= Pioneer Aerospace Corporation =

American manufacturer of aerodynamic decelerator systems

Pioneer Aerospace Corporation is one of the largest aerodynamic deceleration manufacturers in the world. Since 1938, the company has designed and manufactured parachutes and parafoils for use by the military, leisure use and numerous NASA missions. Pioneer's main factory and distribution centers are located in Columbia, Mississippi and Bloomfield, Connecticut.

==History==
The Pioneer Parachute Company was formed in 1938, by Connecticut silk manufacturers Cheney Mills.
James Floyd Smith, inventor of the modern parachute, was one of the founders of the new company.

Pioneer partnered with DuPont to use the recently developed Nylon as an alternative to silk, and experimented with chute properties and optimised packing over the next 4 years. In June 1942, Adeline Grey was the first person to successfully test the human-rated parachute. This led to Pioneer becoming the world's leading manufacturer of parachutes, producing 300 per day at the height of World War II.

A Canadian subsidiary The Pioneer Parachute Company of Canada Ltd operated in Smiths Falls, Ontario. Canada from 1954 until 1962.

===Aerospace===
After the war, the company started to develop applications for the growing aerospace sector.
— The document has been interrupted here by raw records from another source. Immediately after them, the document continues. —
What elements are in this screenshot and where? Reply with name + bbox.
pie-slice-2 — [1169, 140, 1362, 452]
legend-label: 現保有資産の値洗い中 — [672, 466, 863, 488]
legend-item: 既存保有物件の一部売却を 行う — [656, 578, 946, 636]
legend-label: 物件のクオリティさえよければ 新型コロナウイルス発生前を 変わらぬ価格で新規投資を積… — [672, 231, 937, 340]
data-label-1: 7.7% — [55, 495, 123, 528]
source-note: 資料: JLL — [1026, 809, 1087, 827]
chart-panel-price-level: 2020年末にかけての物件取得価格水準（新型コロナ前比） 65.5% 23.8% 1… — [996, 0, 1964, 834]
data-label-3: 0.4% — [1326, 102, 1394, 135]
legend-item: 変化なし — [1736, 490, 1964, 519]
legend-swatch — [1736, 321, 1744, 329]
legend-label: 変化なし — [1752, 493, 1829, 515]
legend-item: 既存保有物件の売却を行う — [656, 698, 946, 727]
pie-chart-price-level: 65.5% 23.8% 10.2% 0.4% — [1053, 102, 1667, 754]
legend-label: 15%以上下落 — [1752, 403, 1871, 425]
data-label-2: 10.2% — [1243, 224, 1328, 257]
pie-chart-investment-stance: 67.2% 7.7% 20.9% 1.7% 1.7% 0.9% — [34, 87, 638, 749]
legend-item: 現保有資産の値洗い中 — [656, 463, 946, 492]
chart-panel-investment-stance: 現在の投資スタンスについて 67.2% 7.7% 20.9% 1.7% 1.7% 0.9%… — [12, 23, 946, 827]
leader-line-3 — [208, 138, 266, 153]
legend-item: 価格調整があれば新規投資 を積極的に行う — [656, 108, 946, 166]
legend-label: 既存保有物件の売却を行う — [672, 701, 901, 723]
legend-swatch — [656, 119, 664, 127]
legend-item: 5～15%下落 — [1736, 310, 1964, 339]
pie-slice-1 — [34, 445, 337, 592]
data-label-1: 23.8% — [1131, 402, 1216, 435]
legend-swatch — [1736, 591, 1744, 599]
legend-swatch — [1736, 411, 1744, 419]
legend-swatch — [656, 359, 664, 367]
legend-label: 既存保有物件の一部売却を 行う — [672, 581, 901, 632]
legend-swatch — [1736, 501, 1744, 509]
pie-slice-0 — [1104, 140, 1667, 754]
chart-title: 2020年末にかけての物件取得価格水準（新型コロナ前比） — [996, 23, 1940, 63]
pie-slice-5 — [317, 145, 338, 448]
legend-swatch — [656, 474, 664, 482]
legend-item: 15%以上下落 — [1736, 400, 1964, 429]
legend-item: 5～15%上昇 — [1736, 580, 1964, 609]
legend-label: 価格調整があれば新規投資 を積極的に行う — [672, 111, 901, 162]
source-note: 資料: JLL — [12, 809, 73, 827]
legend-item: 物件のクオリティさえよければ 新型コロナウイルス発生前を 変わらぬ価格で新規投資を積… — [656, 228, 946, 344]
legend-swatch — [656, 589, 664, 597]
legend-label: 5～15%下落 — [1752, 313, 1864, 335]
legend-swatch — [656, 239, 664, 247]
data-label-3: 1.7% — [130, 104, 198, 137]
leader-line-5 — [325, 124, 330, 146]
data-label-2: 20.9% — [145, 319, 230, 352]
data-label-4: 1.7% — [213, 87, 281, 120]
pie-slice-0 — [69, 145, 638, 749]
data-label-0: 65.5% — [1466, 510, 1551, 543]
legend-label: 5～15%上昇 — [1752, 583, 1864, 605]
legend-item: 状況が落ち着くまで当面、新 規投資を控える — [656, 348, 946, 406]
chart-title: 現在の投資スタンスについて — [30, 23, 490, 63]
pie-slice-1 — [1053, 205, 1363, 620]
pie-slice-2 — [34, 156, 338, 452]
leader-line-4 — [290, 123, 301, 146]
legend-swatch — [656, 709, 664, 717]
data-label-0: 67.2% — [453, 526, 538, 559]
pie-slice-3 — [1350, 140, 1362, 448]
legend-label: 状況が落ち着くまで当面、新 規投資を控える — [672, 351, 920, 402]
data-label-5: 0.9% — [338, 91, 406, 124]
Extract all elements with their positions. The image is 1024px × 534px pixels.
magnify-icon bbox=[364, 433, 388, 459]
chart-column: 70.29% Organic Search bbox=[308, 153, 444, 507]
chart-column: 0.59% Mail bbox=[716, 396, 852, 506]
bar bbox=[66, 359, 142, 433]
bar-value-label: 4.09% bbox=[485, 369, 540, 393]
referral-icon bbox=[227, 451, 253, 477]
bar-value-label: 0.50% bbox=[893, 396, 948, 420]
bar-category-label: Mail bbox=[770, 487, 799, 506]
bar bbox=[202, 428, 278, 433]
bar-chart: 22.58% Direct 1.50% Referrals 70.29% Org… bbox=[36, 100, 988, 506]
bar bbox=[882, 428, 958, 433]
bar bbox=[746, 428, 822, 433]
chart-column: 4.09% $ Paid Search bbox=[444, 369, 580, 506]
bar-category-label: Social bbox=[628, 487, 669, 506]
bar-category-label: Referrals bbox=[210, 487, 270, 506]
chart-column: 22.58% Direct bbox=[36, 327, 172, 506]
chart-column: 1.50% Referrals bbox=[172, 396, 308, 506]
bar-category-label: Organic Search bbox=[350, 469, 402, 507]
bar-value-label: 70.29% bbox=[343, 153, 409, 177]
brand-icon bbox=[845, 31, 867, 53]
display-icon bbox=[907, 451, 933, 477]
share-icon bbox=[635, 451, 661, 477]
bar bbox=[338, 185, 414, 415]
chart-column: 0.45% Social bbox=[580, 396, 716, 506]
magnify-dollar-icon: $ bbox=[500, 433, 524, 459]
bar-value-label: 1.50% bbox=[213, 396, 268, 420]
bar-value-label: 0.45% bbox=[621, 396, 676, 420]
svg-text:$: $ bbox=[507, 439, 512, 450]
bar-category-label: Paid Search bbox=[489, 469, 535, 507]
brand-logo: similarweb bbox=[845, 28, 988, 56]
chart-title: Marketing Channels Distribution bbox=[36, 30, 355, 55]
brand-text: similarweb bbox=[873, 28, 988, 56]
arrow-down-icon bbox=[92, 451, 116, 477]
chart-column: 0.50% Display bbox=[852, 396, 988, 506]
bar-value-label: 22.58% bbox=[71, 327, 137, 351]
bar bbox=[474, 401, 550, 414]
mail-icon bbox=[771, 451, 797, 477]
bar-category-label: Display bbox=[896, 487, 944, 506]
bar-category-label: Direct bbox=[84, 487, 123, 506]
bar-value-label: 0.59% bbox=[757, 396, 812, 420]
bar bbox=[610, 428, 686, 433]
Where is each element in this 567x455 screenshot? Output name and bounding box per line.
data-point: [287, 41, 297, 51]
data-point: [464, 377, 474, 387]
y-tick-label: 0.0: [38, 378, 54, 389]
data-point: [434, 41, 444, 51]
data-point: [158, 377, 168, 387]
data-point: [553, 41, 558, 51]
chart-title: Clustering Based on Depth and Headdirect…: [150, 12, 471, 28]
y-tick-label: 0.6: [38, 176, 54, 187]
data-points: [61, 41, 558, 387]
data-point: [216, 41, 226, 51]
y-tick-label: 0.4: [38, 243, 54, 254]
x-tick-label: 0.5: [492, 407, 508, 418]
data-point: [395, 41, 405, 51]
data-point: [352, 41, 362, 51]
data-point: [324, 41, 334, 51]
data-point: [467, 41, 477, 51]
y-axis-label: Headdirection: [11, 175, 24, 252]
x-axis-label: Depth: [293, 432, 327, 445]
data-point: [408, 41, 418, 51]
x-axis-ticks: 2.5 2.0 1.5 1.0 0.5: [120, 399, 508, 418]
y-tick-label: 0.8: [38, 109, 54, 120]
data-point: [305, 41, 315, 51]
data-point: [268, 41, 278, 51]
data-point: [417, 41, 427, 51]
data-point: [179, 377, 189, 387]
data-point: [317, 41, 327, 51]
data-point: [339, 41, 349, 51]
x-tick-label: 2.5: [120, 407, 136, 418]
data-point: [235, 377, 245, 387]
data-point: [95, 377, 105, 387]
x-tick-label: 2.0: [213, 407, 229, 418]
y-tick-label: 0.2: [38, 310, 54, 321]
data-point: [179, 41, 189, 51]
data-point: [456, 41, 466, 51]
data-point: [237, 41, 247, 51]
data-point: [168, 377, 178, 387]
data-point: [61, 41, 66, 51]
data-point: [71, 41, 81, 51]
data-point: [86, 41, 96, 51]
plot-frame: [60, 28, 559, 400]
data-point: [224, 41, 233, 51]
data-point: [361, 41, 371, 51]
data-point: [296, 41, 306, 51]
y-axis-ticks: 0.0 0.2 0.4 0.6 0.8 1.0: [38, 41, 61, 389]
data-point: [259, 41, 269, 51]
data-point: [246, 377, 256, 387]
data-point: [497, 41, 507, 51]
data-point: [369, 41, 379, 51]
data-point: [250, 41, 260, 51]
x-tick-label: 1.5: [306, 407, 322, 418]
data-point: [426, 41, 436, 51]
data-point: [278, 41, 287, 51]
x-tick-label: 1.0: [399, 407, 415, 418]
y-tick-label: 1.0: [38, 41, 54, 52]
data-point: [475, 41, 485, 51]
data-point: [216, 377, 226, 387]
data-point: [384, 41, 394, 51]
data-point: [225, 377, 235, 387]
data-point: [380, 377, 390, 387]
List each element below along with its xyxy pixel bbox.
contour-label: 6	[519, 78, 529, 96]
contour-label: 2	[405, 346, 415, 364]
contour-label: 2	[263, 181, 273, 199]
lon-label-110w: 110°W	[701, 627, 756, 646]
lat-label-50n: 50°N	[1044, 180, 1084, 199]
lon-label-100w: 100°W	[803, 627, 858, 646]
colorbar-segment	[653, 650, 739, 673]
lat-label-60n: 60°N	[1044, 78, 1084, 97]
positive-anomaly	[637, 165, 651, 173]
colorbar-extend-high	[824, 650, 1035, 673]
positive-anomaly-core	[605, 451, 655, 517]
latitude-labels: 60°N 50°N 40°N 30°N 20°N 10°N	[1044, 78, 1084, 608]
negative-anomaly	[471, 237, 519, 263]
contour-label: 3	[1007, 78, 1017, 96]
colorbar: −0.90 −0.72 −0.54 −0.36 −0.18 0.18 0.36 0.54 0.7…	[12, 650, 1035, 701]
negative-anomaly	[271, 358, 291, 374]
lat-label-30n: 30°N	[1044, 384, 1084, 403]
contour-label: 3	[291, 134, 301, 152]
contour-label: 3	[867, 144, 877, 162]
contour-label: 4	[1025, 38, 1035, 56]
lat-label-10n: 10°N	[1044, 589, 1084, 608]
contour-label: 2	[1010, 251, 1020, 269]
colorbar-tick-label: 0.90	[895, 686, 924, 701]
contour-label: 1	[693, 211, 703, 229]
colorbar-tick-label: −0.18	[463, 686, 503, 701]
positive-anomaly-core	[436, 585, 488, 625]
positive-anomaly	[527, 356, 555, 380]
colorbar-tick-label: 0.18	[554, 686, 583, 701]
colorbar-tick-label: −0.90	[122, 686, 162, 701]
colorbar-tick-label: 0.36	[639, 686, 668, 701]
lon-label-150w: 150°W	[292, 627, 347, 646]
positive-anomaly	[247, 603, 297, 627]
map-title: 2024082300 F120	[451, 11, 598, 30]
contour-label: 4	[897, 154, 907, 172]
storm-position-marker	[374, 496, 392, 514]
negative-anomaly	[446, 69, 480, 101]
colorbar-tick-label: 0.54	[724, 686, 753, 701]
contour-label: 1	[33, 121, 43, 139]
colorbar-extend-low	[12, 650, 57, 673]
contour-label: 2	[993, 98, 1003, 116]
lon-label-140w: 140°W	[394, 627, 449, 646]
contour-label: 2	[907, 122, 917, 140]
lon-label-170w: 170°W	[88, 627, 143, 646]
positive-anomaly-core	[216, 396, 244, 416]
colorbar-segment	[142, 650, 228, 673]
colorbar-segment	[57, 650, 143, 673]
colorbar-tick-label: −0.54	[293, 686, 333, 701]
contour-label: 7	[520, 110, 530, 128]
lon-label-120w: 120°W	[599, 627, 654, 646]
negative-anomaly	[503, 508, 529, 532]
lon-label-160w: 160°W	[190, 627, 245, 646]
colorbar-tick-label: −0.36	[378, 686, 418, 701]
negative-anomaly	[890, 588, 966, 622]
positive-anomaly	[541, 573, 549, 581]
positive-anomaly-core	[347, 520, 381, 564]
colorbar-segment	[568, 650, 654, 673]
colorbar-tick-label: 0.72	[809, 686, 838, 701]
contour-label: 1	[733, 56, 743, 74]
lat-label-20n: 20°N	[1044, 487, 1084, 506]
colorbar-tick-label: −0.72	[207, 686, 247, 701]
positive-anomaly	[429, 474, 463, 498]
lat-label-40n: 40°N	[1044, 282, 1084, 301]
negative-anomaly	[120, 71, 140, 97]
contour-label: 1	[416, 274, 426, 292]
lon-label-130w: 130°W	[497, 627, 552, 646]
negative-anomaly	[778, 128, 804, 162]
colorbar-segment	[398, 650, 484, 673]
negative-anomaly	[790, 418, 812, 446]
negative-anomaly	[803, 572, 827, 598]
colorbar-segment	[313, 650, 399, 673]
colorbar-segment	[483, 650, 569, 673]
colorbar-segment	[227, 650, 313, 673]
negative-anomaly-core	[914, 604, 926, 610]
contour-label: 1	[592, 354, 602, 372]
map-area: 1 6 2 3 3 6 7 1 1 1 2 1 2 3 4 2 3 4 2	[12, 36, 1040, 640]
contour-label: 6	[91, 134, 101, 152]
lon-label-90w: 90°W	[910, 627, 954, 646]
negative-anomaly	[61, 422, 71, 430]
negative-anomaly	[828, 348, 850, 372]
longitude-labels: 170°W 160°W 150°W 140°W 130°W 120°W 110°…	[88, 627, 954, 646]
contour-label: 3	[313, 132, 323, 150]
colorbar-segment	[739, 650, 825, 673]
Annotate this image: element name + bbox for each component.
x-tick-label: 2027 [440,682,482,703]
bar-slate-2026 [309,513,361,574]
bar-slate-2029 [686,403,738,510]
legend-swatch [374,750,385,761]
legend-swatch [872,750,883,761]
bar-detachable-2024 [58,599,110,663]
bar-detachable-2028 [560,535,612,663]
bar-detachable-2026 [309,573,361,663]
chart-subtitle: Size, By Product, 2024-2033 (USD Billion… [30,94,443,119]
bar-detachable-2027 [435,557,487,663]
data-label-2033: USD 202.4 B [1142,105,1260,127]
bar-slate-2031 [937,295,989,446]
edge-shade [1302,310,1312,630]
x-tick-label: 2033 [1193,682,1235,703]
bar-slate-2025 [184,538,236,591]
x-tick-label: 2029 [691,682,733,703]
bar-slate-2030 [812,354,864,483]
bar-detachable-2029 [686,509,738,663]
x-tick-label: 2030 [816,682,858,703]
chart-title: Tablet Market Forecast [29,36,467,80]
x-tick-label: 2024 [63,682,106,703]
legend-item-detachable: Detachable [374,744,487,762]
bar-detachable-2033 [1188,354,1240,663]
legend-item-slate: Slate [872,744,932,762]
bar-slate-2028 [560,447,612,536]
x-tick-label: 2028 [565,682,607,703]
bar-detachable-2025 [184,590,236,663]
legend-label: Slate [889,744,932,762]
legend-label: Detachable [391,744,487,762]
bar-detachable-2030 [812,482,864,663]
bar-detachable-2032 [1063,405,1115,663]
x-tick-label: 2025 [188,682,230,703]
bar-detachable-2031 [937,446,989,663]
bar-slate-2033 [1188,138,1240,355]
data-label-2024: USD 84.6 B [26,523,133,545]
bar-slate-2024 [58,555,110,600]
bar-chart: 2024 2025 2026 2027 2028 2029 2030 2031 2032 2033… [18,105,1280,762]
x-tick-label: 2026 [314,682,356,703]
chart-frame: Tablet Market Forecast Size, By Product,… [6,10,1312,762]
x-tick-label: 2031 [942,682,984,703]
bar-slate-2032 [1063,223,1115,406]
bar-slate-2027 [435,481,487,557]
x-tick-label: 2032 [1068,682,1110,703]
In 1962, Pioneer bought the rights to the newly invented "Parasail", and tested this as a landing method for the Gemini spacecraft.

Pioneer subsequently produced chutes for many NASA spaceflight programmes, including Mercury, Gemini, the Galileo probe, the Space Shuttle, the Mars Pathfinder missions, the Genesis solar-sample mission, the Stardust Comet Intercept Probe, and the Mars Exploration Rovers.

In 1999, Pioneer manufactured, at the time, the world's largest parafoil (7,500 square ft.) for the X-38 Crew Return Vehicle, an emergency return capsule for the crew of the International Space Station.

In 2020, it was revealed that Pioneer manufactured the drogue parachutes for SpaceX's Crew Dragon spacecraft.

===Company transfers===

The company was subsequently renamed Pioneer Aerodynamic Systems and Pioneer Systems, and by 1988 was known as Pioneer Aerospace

In 1988, Pioneer become a part of Zodiac's Aerosafety Systems Group. On December 1, 2018 Safran acquired Zodiac Aerospace as Safran Aerosystems.

In June 2022, Aviation Safety Resource acquired Pioneer from Safran.

On November 1, 2023, Pioneer Aerospace Corporation filed for Chapter 11 bankruptcy. A week later, the company filed a purchase agreement for SpaceX to buy all assets of Pioneer, including intellectual property relating to drogue chutes, and specifically those produced for SpaceX under contract.

On November 22, 2023, the $2.2 million acquisition by SpaceX was approved by the bankruptcy court.